On 29 January, the Beijing Municipal Health Commission notified 11 new cases of pneumonia caused by the new coronavirus, of which 7 had contact histories in Hubei and other provinces, 7 were close contacts of confirmed cases, and one had not yet completed the epidemic. According to the scientific investigation, four cases involved close contacts with both a history of contact in Hubei and confirmed cases. There were six males and five females, ages 2 to 80. On the evening of the same day, Beijing added nine new cases of pneumonia caused by the new coronavirus, of which seven had contact histories in Hubei and other provinces; two were close contacts of confirmed cases; six were males; and three were females. The age range was 25–80 years. In the afternoon, Pang Xinghuo, deputy director of the Beijing Municipal Center for Disease Control and Prevention, stated at a press conference that the epidemic in Beijing is in the transitional stage from the import period to the spread period.

On 30 January, the Beijing Municipal Health Commission notified three new cases of pneumonia caused by the novel coronavirus, two of which had contact history in Hubei and other provinces; one was a close contact of the confirmed case; two were men; and one was a woman. The age range was 21–73 years old. In the afternoon of the same day, Wang Guangfa, director of the Department of Respiratory and Critical Care Medicine at Peking University First Hospital, was discharged from Ditan Hospital.

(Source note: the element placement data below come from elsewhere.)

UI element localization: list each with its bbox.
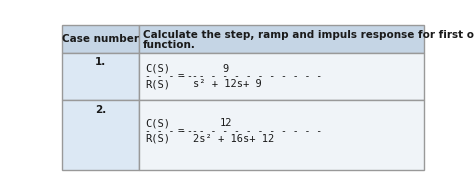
Text: Case number: Case number	[62, 34, 139, 44]
Bar	[62, 25, 139, 53]
Text: Calculate the step, ramp and impuls response for first order transfer: Calculate the step, ramp and impuls resp…	[143, 29, 474, 40]
Text: - - - - -: - - - - -	[145, 71, 198, 81]
Text: - - - - -: - - - - -	[145, 126, 198, 136]
Bar	[139, 100, 424, 170]
Text: =: =	[178, 126, 184, 136]
Text: - - - - - - - - - - - -: - - - - - - - - - - - -	[187, 71, 322, 81]
Bar	[139, 25, 424, 53]
Text: R(S): R(S)	[145, 134, 170, 144]
Text: function.: function.	[143, 40, 196, 50]
Text: 9: 9	[223, 64, 229, 74]
Text: 1.: 1.	[95, 57, 106, 67]
Text: C(S): C(S)	[145, 64, 170, 74]
Bar	[139, 53, 424, 100]
Text: s² + 12s+ 9: s² + 12s+ 9	[193, 79, 262, 89]
Bar	[62, 53, 139, 100]
Text: C(S): C(S)	[145, 118, 170, 128]
Text: 2.: 2.	[95, 105, 106, 114]
Bar	[62, 100, 139, 170]
Text: R(S): R(S)	[145, 79, 170, 89]
Text: 2s² + 16s+ 12: 2s² + 16s+ 12	[193, 134, 274, 144]
Text: 12: 12	[219, 118, 232, 128]
Text: - - - - - - - - - - - -: - - - - - - - - - - - -	[187, 126, 322, 136]
Text: =: =	[178, 71, 184, 81]
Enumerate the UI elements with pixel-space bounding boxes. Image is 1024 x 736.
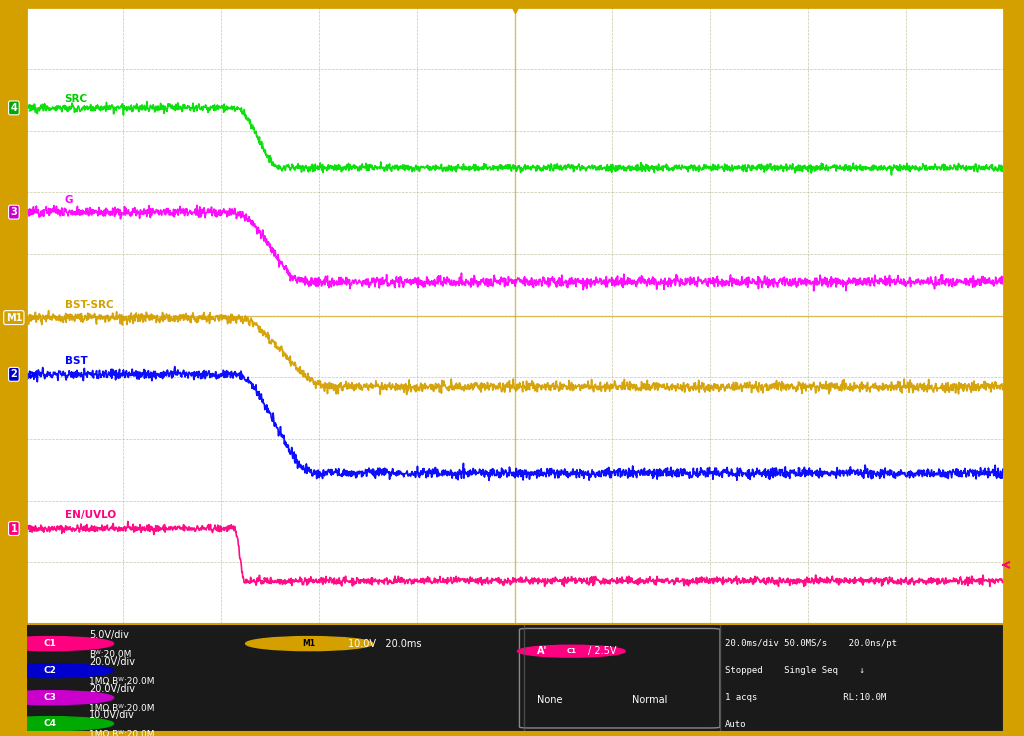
Circle shape xyxy=(0,664,114,678)
Text: 4: 4 xyxy=(10,103,17,113)
Circle shape xyxy=(517,645,625,657)
Text: Stopped    Single Seq    ↓: Stopped Single Seq ↓ xyxy=(725,666,864,675)
Text: Bᵂ:20.0M: Bᵂ:20.0M xyxy=(89,650,131,659)
Text: C4: C4 xyxy=(44,719,56,728)
Text: / 2.5V: / 2.5V xyxy=(588,646,616,657)
Text: 1MΩ Bᵂ:20.0M: 1MΩ Bᵂ:20.0M xyxy=(89,677,155,686)
Text: 20.0ms/div 50.0MS/s    20.0ns/pt: 20.0ms/div 50.0MS/s 20.0ns/pt xyxy=(725,639,897,648)
Text: C1: C1 xyxy=(44,639,56,648)
Text: BST-SRC: BST-SRC xyxy=(65,300,114,311)
Text: SRC: SRC xyxy=(65,93,88,104)
Text: 20.0V/div: 20.0V/div xyxy=(89,657,135,667)
Circle shape xyxy=(0,717,114,731)
Text: 1MΩ Bᵂ:20.0M: 1MΩ Bᵂ:20.0M xyxy=(89,730,155,736)
Text: C2: C2 xyxy=(44,666,56,675)
Text: M1: M1 xyxy=(303,639,315,648)
Text: 10.0V/div: 10.0V/div xyxy=(89,710,135,720)
Text: C1: C1 xyxy=(566,648,577,654)
Text: M1: M1 xyxy=(6,313,23,322)
Text: 2: 2 xyxy=(10,369,17,379)
Text: EN/UVLO: EN/UVLO xyxy=(65,510,116,520)
Text: C3: C3 xyxy=(44,693,56,702)
Text: BST: BST xyxy=(65,355,87,366)
Text: None: None xyxy=(537,695,562,705)
Text: 1: 1 xyxy=(10,523,17,534)
Text: A': A' xyxy=(537,646,548,657)
Circle shape xyxy=(246,637,373,651)
FancyBboxPatch shape xyxy=(519,629,720,728)
Circle shape xyxy=(0,690,114,705)
Text: Auto: Auto xyxy=(725,721,746,729)
Text: 5.0V/div: 5.0V/div xyxy=(89,630,129,640)
Text: 1MΩ Bᵂ:20.0M: 1MΩ Bᵂ:20.0M xyxy=(89,704,155,713)
Text: G: G xyxy=(65,196,74,205)
Circle shape xyxy=(0,637,114,651)
Text: 20.0V/div: 20.0V/div xyxy=(89,684,135,694)
Text: 10.0V   20.0ms: 10.0V 20.0ms xyxy=(348,639,422,648)
Text: 1 acqs                RL:10.0M: 1 acqs RL:10.0M xyxy=(725,693,886,702)
Text: 3: 3 xyxy=(10,207,17,217)
Text: Normal: Normal xyxy=(632,695,668,705)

On 31 January, the Beijing Municipal Health Commission notified seven new cases of pneumonia caused by the new coronavirus, from 8:00 a.m. to 20:00 p.m. on 30 January, of which two cases had contact histories in Hubei and other provinces, and five cases were close to being confirmed cases. Contact was made; another case was discharged. On the same day, it was notified that 11 new cases of pneumonia infected by the new coronavirus were reported from 20:00 to 24:00 on 30 January. Among them, 7 had contact histories in Hubei and other provinces, 5 were close contacts of confirmed cases, and 1 of them had existing Hubei. The contact history is also a close contact of the confirmed case; seven new coronavirus-infected pneumonia cases were added from 24:00 on the 30th to 14:00 on 31 January, of which six cases have contact histories in Hubei and other provinces and five cases are close contacts of confirmed cases. Among the contacts, four cases had contact histories in Hubei and other provinces and were close contacts of confirmed cases.

====June====
Although China managed to flatten the curve, there was a concern that another second wave of coronavirus would wreak havoc in Beijing and lead to a new lockdown. There was a spike of 137 new local cases in a few days in mid-June 2020. Nonetheless, the number of deaths from COVID-19 was still rather low, at only nine victims.

=== 2022 ===
====April====
There were reports of panic buying by residents to stock up supplies on 24 April 2022 due to a new Omicron variant outbreak in the city. As a response to the outbreak, authorities ordered three rounds of mass testing on all of its residents to avoid another citywide lockdown similar to Shanghai. On 29 April, Beijing closed all schools, with students making up more than 30% of the 150 total cases since the start of the wave two weeks prior.

==== May ====
On 3 May, Beijing reopened their isolation facility.